-
Notifications
You must be signed in to change notification settings - Fork 1.3k
Description
Summary
Replace the single usage of rust-timsort with a more performant sorting algorithm. Either Rust's default sorting algorithm or a crate like glidesort which has positive benchmarks against the default implementation.
Detailed Explanation
As of CPython 3.11, Timsort is no longer the default sorting algorithm. It is instead an algorithm called Powersort.
rust-timsort
RustPython currently uses a forked project https://github.com/RustPython/rust-timsort as its default sorting algorithm. To quote rust-timsort's README.
This is still an extreme work-in-progress, and performance has vast room for improvement.
This performance gap has become noticeable as new unit tests in later Python versions are introduced, which attempt to sort larger and larger lists. Sorting 1 million random numbers with rust-timsort takes 10-20 minutes vs 0.3 seconds for CPython.

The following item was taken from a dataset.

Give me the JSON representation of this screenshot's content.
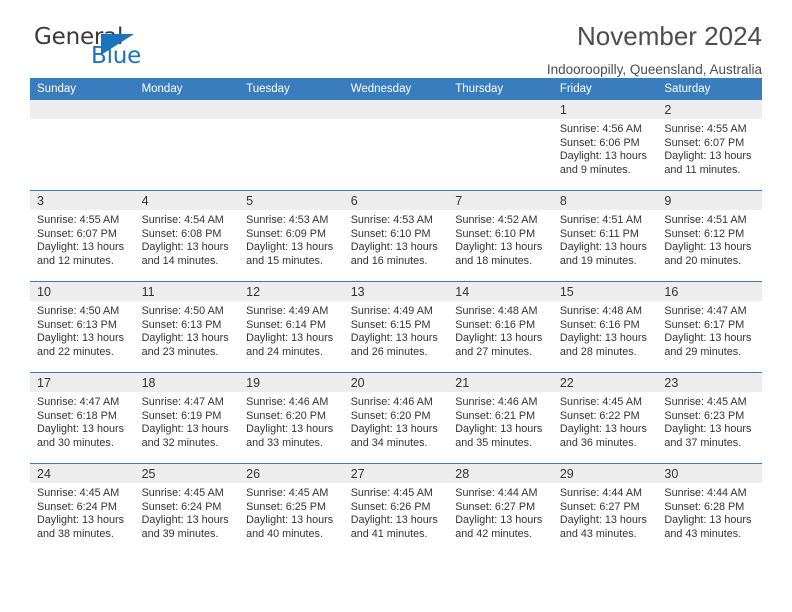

RustPython on statistics-module-kde-function [$!?] via :snake: v3.13.1 via :crab: v1.88.0
✦ ❯ time python -c "from random import random; sorted([random() for i in range(1_000_000)]); print('DONE');"
DONE
real 0m0.309s
user 0m0.274s
sys 0m0.036s
RustPython on statistics-module-kde-function [$!?] via :snake: v3.13.1 via :crab: v1.88.0
✦ ❯ time cargo run --release -- -c "from random import random; sorted([random() for i in range(1_000_000)]); print('DONE');"
Finished `release` profile [optimized] target(s) in 0.16s
Running `target/release/rustpython -c 'from random import random; sorted([random() for i in range(1_000_000)]); print('\''DONE'\'');'`
DONE
real 16m52.217s
user 16m51.926s
sys 0m0.174s
glidesort
Glidesort is a crate which contains a sorting algorithm Glidesort which is an apparent enhancement to Powersort. Unlike rust-timsort, Glidesort has posted benchmark numbers showing it comparing as good or significantly better (in the case of largely presorted lists) than Rust's builtin sorting method which is a Mergesort implementation.

Drawbacks, Rationale, and Alternatives
Rationale
CPython and PyPy both have left Timsort behind as better performing alternatives became available i.e. Powersort. I believe the usage of Timsort in any Python is an implementation detail and if better performing sorting algorithms are available, they should be fair game.
If we choose to go with the default Rust sort then an entire dependency is removed from RustPython and maintaining the sorting algorithm becomes a non-issue until such time as performance warrants using something different.
Drawbacks
- A drawback with Glidesort is it does not seem to contain any tests and is not actively maintained. This would probably need forking like rust-timsort
Unresolved Questions
- Is Rust's builtin sorting algorithm quick enough to be happy to drop dependencies on fancier algorithms for easier maintainability?
- If not, is Glidesort not having tests and needing to be forked a blocker and should some other crates be considered?